The results presented in Table 5 are for H4e, H4f, H4g, and H4h. The result for H4e revealed that the direct effect of awareness on acceptability of AI for professionals who are between Asst Lect and Lect II (β = −.11, t = .99, p > .05) is negatively and non-significant, and for those who are between Lect 1 and Senior Lect (β = .09, t = .95, p > .05), but negatively significant for those who are professors (β = .38, t = 18.33, p < .0015), with the effect being stronger on those who are professors. The permutation test found a significant difference, but it was stronger consistently for those between Asst. lect and Lect. II compared to the other groups in the prediction of awareness of AI tools in counselling practices to acceptability. H4e, based on the result, was rejected. Similarly, for H4f, counsellors' awareness (β = −.36, t = .99, p > .05) does not significantly predict Asst Lect-Lect, but it for holds significantly predict those between Lect I-Snr Lect (β = −.36, t = 6.68, p < .001) and those who are professors (β = −.31, t = 10.92, p < .001). This showed that the awareness effect on application is stronger for professors and those between Lect I-Snr Lect. This is further shown in the paired-wise permutation, even though it showed an insignificant result across the three groups. Hence, the null hypothesis is supported. For H4g, which was on the direct effect of acceptance on application, for Asst.lect-Lect II (β = .61, t = 32.72, p < .001), it showed a significant effect, like wise for those who are Lect I-Snr Lect (β = .15, t = 4.64, p < .001) and Professors (β = −.16, t = 3.389, p < .001). This implies that all three groups have strong acceptability for the applicability of AI in counselling practices. Thus, H4g is rejected. For the mediating effect of acceptance on the linkage between awareness and application, for those who are Asst Lect-Lect II, it is negatively insignificant (β = −.07, t = .99, p > .05), and negatively insignificant for those who are Lect-I-Snr (β = −.01, t = .85, p > .05), but negatively significant for those who are professors (β = −.06, t = 3.146, <.001). The pair-wise permutation showed that even though it is stronger for professors, it does not vary strongly across all the groups. Thus, the hypothesis is retained.

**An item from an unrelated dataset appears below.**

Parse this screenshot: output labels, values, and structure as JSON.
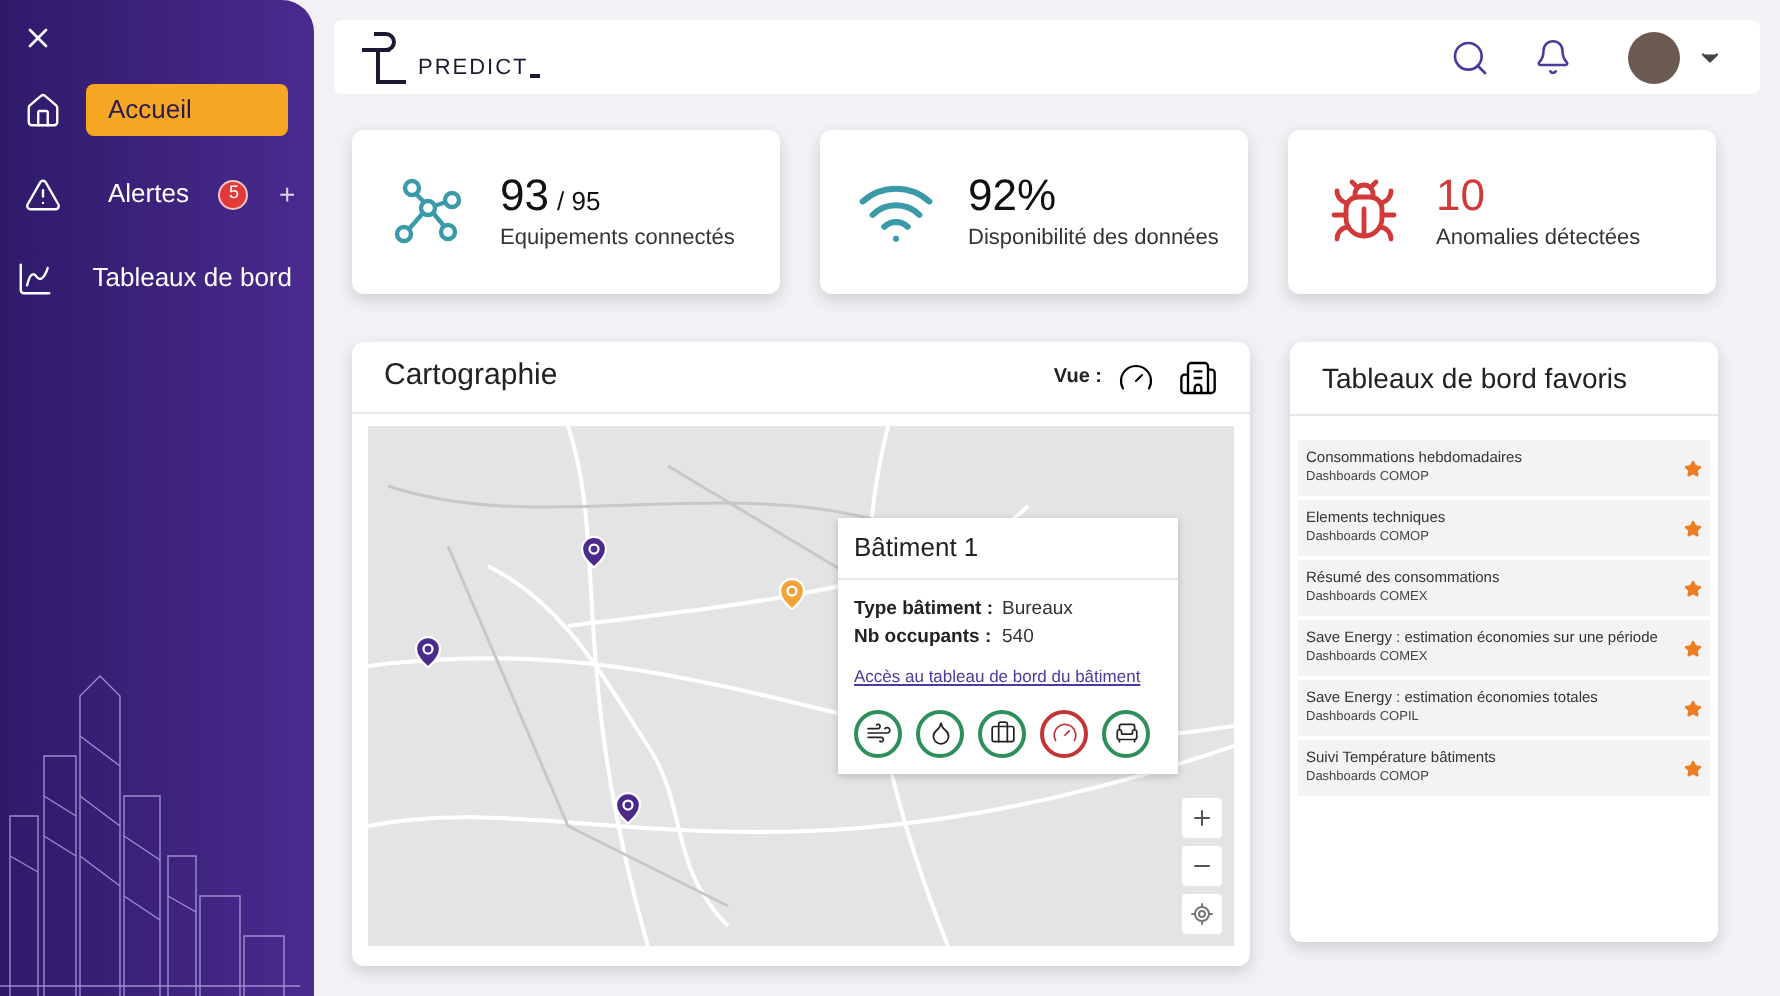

The baseline model is presented in Figure 2 and provides the item loadings for each variable. The items loaded were appropriate except for APP 9 (.395) and APP 4 (.422) in the application that were below the .70, which is kept as a desirable benchmark (69). The items were not deleted since other assessment criteria were met (70). In Figure 3, the outer loading for gender was examined, and the results revealed that the loading of two items ranged appropriately except for APP 9 (.244) for the males. For professional ranks, item loading was appropriate for those who are Asst Lect-Lect II, except for some items that loaded poorly (APP 9-.516; APP 4-.515, and Awr1-.167). For those who are Lect I-Snr lect, item loading has some poor items loading in the model (APP 10-.531, AWR 1-.219, AWR 2-.449, and AWR 5-.279). Importantly, some items loaded poorly into the latent construct, such as items in APP and AWR. The removal of these items, even though they were poorly loaded, will affect the reliability of the measures, but the items for awareness may not be suitable for the professional counsellors since they loaded poorly for both gender and rank.
The Fornell-Larcker criterion was used to determine the validity of the measure, which uses the average variance extracted (AVE) for the measurement models in the study. The entire variables had an AVE that was above 0.50 except awareness for professors, which was relatively below 0.50. In Table 6, since all the variables were above 0.50, it implies that AVE has been achieved. Similarly, for the two groups, gender and professional rank, the AVE score was above 0.50, indicating that there is convergent validity for the measures but not for awareness for the three groups in the professional ranks. Similarly, discriminant validity, which is the square root of the AVE, must always be greater than the coefficient of the correlation among variables. The result in Table 7 presents empirical evidence of the discriminant validity of the constructs.
The reliability was ascertained using the Cronbach alpha and composite reliability measures. The estimates are presented in Table 8, and the result showed that virtually all the measures are above 0.70 except for awareness under professional ranks, which could possibly be a human factor that factors in error in all forms of measurement. However, these minute discrepancies do not invalidate the findings of the study.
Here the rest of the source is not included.